Fed Chair to Congress: Do Whatever It Takes to Keep the Economy From Collapse
There were many thousands of viewers watching Federal Reserve Chair Jerome Powell’s news conference on Wednesday afternoon, between various online feeds and financial news networks. But his most important message was directed at just 536 people.
That would be the 435 members of the House of Representatives, the 100 members of the United States Senate, and the president of the United States.
The Fed has taken expansive efforts to prop up lending markets in the United States, pledging to inject trillions of dollars of support into the markets, including for corporate bonds (big companies), bank lending (midsize companies), mortgage-backed securities (home buyers) and municipal bonds (states and localities). Congress has encouraged this, authorizing billions to the Treasury to be combined with Fed resources.
But each of these programs, under the legal terms through which the Fed operates, is set up to lend money, not to spend it. The Fed takes collateral, and the borrowers must ultimately repay the loans or face bankruptcy.
The Fed’s programs are potentially powerful tools to help, say, an otherwise strong business weather a difficult few months during this pandemic. But they are no substitute for the kinds of actions Congress can take to directly support the payrolls of shuttered businesses or make direct payments to unemployed individuals.
“This is the time to use the great fiscal power of the United States to do what we can to support the economy and try to get through this with as little damage to the longer-run productive capacity of the economy as possible,” Mr.

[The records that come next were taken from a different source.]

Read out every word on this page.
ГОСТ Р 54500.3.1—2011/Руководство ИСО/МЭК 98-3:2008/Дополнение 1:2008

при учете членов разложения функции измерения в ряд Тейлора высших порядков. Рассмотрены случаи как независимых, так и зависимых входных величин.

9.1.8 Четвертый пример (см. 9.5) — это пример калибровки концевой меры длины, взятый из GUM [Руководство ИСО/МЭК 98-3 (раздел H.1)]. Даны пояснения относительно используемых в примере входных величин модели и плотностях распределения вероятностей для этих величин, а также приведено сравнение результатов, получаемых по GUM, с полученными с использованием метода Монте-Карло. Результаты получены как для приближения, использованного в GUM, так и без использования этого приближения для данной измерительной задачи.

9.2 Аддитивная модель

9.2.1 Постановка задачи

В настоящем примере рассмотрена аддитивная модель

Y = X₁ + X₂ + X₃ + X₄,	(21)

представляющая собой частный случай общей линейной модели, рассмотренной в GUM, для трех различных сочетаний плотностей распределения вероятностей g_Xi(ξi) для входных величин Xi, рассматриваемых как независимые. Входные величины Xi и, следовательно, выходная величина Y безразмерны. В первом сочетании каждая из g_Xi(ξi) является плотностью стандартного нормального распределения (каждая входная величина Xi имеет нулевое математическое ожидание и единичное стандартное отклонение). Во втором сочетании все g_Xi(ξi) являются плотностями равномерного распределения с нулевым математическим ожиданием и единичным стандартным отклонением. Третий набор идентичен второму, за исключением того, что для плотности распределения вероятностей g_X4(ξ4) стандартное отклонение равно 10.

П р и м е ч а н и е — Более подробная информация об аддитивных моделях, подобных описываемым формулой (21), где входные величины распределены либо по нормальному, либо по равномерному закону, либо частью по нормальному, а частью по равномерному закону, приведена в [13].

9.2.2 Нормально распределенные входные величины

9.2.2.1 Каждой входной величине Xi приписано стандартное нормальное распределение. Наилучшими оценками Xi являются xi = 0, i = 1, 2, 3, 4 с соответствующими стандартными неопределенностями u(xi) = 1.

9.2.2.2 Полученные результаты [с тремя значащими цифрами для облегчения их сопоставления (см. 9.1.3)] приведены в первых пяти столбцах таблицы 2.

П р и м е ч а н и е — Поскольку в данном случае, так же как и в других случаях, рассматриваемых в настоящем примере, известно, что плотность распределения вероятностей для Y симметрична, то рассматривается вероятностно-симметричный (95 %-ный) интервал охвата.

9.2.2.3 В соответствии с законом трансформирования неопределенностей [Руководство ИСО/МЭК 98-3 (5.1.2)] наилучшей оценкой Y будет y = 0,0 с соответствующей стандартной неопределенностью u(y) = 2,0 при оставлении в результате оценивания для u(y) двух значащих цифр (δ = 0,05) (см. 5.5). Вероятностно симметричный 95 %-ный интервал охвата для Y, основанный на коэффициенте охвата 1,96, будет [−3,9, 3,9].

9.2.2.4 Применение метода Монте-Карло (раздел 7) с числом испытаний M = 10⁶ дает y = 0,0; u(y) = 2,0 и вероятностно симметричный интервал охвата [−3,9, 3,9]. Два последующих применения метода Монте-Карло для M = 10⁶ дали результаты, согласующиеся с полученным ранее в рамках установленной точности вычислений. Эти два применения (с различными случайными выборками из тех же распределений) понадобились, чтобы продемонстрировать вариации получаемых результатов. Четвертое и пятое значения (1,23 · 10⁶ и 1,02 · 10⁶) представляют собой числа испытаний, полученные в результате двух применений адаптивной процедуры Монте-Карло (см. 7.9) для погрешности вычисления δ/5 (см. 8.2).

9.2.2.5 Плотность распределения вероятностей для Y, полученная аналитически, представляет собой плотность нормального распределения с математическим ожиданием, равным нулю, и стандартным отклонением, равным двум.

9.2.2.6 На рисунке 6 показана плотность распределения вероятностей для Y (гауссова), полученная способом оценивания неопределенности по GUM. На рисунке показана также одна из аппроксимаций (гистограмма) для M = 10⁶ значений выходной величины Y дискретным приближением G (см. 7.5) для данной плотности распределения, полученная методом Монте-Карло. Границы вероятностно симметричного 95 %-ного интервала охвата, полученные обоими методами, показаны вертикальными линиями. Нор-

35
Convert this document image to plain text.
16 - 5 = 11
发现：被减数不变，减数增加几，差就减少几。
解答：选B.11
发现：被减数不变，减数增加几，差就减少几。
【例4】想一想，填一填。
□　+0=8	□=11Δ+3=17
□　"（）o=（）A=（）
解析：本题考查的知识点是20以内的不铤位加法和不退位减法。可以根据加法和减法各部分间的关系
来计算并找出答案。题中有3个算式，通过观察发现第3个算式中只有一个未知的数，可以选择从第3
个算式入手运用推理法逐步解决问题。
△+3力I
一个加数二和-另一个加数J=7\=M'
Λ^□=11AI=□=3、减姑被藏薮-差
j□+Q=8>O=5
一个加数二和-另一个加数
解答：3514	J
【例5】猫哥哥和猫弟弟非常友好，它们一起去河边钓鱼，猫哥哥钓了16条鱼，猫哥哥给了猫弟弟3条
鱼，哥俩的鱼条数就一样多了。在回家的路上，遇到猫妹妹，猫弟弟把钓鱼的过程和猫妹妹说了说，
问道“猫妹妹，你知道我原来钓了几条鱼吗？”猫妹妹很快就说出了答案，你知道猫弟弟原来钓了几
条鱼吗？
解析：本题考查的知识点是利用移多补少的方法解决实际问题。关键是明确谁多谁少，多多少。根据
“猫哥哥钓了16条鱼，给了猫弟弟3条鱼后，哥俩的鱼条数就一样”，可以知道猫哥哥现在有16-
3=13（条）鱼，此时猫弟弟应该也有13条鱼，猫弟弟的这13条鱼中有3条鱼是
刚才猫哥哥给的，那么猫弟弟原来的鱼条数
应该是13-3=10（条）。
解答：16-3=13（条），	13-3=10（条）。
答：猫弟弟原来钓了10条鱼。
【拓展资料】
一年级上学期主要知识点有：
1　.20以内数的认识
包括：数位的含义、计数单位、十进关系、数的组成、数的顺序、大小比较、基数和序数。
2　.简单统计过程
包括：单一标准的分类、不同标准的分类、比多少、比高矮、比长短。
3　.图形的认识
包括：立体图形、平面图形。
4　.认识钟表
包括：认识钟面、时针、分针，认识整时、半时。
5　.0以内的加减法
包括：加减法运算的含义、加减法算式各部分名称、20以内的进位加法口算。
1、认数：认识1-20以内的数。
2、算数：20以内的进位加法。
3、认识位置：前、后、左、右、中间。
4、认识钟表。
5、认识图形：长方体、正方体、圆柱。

Powell said, after noting that he himself has been an advocate of lower deficits in more normal times.
Fed leaders generally avoid giving elected officials specific recommendations for fiscal policy, but Mr. Powell was reasonably clear about what those actions might include. He mentioned policies that protect businesses and households from avoidable insolvency and allow businesses to keep going so they can return to full productivity as the crisis abates.
“Those are going to be key policies that will come with a hefty price tag,” Mr. Powell said. “But we would come out of this eventually with a stronger economy and with less long-run damage to the economy.”
Mr. Powell didn’t say so directly, but the Fed is also doing what it can to help the government carry out such expansive policies. It has set short-term interest rates near zero and is pledging to keep buying government bonds and other assets indefinitely. The Fed is putting its money where its mouth is, essentially ensuring that the Treasury can borrow at record-low interest rates for the indefinite future.
Those rates, in turn, should make it manageable for the government to finance a large national debt.
What really matters for the sustainability of public finances is not the size of the debt, but the ratio of debt service costs to the overall economy. Mr. Powell is effectively pledging to keep the numerator low (through low interest rates), while asking Congress to do what it can to keep the denominator high (by preventing a sustained economic collapse).
It’s a 180-degree inversion of a traditional relationship — between elected officials and independent central bankers — that economics students learn in school.
Politicians, in this conventional logic, always have an eye toward the next election. So they have every incentive to embrace economic policies that make people feel prosperous in the short run but could be damaging in the long term, such as by causing inflation or by risking a fiscal crisis. In such a case, you’d want an independent, hardheaded central banker focused on a longer time horizon and the power to rein in those tendencies, typically by raising interest rates if the economy is overheating.
But right now, the Fed is pulling out all the stops to shore up the economy while Congress is starting to show signs of bailout fatigue. Republican leaders have begun raising alarms about rising deficits. They’ve expressed opposition to federal help for state and local governments, while some Democrats have voiced concern that programs meant to support businesses don’t have enough strings attached, such as requirements to suspend dividend payments to shareholders or eliminate bonuses to top executives.
Instead, the hardheaded central banker is the one encouraging Congress to spend whatever it takes to get the economy through this crisis. It would be as if a doctor who normally implored a patient to lay off the spaghetti carbonara and milkshakes instead concluded that the patient was dangerously underweight and needed all the calories he could get.
This is not the first inversion of the usual relationship between elected officials and a central banker. After the 2008 financial crisis, Ben Bernanke, then the Fed chairman, often encouraged Congress to take more aggressive fiscal action. And the European Central Bank president, Mario Draghi, spent much of his recently concluded eight-year term doing the same.
But it’s a moment of striking clarity. This crisis has moved so fast that it’s easy to lose the central thread. Mr. Powell is, in effect, urging elected officials to take a deep breath and grapple with what has happened.
The United States is experiencing a shutdown of a huge portion of economic activity for a long and uncertain period. If that causes widespread business failures and sustained unemployment, the economic effects could last far longer than the public health crisis does. The job of the government is to do whate
ver it can to ensure that there’s a healthy economy waiting for us on the other side of the crisis.
Low interest rates and a bunch of loans from the central bank, Mr. Powell is imploring, can help get toward that goal but not achieve it on their own. The question is whether the rest of the government will listen to him.